I, on the other hand, seemed incapable of saying anything that was not nice. It became my inherent flaw. As a third grader I even tried to obey that Jesus quote which states, “Turn the other cheek.” Even following it when facing the red-haired freckle-faced bullies that tormented me on the playground as well as the classroom. I can remember trying to be kind and share my pencils and paper with the greedy little bastards. They weren’t even bigger than me but they still had one up, I was a slave to being nice.

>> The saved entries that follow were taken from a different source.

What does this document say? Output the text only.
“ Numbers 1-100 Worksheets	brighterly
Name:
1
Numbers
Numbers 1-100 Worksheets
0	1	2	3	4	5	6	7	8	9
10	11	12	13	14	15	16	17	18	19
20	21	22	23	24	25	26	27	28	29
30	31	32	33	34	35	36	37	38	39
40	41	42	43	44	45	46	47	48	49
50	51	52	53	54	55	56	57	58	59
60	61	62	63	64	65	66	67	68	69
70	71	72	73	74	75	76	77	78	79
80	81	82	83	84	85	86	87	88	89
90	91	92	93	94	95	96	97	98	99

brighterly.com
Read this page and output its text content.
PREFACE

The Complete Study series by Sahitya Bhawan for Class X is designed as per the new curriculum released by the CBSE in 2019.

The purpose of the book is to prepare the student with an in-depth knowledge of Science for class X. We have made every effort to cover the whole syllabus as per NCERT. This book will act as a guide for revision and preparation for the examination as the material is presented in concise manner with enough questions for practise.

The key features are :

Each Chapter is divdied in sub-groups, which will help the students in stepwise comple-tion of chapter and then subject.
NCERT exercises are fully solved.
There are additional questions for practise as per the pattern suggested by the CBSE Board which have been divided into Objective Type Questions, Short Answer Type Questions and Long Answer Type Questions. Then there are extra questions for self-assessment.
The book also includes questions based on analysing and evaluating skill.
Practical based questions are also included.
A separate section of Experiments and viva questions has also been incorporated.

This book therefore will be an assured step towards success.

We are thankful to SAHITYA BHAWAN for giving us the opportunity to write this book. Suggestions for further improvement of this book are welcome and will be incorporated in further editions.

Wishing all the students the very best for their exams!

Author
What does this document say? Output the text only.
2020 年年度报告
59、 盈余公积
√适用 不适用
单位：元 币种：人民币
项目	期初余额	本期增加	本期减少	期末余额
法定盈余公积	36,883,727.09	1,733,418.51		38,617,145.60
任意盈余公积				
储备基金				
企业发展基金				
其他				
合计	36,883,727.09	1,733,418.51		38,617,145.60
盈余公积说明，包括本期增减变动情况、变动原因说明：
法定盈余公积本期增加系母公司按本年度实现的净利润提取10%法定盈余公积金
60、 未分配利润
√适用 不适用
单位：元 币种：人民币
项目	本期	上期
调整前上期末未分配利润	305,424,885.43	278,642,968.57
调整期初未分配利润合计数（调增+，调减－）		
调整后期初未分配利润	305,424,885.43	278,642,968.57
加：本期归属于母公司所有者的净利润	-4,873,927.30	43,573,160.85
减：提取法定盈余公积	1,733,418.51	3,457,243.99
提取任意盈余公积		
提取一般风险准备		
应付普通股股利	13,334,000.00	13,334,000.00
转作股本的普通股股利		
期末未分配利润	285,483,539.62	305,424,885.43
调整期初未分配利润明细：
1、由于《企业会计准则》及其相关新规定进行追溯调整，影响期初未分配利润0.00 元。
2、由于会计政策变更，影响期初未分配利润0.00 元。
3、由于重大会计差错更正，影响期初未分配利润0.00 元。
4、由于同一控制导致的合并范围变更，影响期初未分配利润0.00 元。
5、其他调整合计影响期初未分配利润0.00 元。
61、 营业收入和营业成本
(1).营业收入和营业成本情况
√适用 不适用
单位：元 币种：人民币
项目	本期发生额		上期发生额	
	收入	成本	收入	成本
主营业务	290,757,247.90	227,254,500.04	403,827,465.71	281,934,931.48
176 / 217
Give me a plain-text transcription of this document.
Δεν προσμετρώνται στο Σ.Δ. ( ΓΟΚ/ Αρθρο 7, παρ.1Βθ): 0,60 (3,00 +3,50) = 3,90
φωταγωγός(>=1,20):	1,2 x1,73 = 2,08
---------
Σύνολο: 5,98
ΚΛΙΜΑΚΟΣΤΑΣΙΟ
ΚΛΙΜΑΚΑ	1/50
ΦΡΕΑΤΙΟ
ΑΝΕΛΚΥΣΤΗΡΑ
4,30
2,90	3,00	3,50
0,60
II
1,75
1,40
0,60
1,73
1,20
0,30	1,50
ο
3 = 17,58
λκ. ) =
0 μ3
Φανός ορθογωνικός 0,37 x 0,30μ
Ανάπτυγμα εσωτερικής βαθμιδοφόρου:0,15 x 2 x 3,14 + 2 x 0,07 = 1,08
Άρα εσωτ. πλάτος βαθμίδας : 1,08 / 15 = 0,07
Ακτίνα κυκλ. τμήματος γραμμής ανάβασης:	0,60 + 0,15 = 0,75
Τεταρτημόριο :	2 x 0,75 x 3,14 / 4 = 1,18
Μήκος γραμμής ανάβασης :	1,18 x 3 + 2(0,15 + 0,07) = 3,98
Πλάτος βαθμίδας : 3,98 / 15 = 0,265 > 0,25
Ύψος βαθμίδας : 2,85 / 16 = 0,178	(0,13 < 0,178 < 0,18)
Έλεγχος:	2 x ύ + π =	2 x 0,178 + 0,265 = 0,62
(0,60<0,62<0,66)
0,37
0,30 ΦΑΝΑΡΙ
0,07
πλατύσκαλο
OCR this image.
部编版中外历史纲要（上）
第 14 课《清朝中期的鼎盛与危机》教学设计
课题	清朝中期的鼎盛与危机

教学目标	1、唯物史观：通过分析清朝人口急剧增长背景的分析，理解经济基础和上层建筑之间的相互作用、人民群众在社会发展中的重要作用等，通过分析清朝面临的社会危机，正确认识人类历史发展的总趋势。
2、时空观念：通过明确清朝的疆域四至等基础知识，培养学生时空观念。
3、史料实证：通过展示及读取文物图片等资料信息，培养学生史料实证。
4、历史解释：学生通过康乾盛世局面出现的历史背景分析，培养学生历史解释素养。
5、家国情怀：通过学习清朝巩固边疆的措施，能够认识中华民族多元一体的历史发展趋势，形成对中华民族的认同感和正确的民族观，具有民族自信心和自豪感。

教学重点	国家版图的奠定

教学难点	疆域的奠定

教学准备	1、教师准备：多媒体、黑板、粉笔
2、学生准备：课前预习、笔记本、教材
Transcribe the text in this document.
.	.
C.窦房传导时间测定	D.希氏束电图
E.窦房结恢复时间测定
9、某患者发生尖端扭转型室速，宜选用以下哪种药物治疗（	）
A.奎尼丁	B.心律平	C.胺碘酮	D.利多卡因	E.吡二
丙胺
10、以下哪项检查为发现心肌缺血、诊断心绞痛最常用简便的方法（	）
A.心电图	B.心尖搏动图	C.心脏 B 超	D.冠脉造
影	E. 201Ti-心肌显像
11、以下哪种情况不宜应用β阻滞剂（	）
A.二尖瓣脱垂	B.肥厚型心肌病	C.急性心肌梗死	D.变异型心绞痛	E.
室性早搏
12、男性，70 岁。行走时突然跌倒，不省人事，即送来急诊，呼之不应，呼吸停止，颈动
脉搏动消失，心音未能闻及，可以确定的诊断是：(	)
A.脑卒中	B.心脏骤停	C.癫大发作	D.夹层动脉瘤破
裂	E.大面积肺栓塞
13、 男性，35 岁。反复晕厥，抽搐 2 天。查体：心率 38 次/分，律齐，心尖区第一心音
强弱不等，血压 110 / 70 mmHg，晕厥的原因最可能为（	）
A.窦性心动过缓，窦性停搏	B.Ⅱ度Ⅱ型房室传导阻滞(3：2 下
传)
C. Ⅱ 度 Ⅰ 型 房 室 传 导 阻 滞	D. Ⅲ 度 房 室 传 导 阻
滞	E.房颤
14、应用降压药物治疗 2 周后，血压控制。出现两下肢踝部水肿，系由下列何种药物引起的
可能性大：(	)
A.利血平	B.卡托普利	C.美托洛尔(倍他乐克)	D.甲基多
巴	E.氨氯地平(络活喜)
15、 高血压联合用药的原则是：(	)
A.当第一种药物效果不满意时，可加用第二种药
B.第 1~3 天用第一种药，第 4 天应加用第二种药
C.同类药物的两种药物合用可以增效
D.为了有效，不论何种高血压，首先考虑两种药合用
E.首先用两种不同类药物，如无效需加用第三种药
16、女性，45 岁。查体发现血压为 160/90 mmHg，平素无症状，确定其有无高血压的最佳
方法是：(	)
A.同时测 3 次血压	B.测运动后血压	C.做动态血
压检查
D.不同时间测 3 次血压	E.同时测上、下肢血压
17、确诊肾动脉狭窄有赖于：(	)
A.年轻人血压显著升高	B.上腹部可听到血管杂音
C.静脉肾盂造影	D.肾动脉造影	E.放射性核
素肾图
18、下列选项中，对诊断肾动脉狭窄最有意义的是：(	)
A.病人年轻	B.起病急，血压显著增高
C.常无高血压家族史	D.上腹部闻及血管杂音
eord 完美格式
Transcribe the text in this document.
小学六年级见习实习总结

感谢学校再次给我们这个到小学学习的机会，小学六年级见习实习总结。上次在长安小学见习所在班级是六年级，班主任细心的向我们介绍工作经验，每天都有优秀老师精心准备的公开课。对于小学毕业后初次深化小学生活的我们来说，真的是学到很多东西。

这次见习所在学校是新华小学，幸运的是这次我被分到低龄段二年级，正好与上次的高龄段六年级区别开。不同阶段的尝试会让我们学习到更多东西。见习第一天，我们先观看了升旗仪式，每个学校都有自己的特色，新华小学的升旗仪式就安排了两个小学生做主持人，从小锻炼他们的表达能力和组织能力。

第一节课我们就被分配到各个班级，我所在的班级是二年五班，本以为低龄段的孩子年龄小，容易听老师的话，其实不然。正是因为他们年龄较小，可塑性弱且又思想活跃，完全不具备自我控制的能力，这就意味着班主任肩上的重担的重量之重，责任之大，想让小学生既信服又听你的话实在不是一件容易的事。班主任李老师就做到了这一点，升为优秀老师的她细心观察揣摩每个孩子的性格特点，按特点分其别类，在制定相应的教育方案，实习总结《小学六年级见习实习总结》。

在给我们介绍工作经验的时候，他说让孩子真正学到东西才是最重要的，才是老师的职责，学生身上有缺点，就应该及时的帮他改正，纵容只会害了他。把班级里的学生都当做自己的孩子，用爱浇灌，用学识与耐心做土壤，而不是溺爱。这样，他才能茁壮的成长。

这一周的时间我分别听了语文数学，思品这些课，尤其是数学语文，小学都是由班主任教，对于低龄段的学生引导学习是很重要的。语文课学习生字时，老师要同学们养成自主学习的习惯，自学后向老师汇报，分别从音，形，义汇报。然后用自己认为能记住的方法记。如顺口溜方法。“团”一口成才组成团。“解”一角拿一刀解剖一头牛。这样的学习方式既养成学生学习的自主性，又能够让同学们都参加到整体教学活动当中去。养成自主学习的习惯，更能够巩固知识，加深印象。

Now, as young adult, my bullies come in a different form. My job at a small film company has introduced me to many of them. The problem with these bullies is that they don’t just have my favorite pencils in their possession; they have my hard-earned money. I can recall one instance when I had finished a sizable job that agreed to pay $1200. The employer paid me in installments but had stopped at half. Being nice, I sent a few invoices and made some polite calls that usually ended with a promise stating, “We’ll send the check very soon” which I later found actually means never. Becoming agitated, I bottled up my anger until I heard the best advice I’ve ever received from a guy I work with. He told me, “Craig, sometimes you just need to find your inner asshole.” It was true, finally embracing my anger and becoming honest with myself I intensified my voice as I called my employer successfully negotiating the remaining $600.
I believe in finding my inner asshole. Though generally it is good to be pleasant to one another there is nothing like the honesty that comes when being a jerk. It is the uncensored version of myself that says things as they are instead of adding a thick layer of courtesy. Like a concealed weapon, the simple presents of an inner asshole comforts its owner and demands respect from everyone else.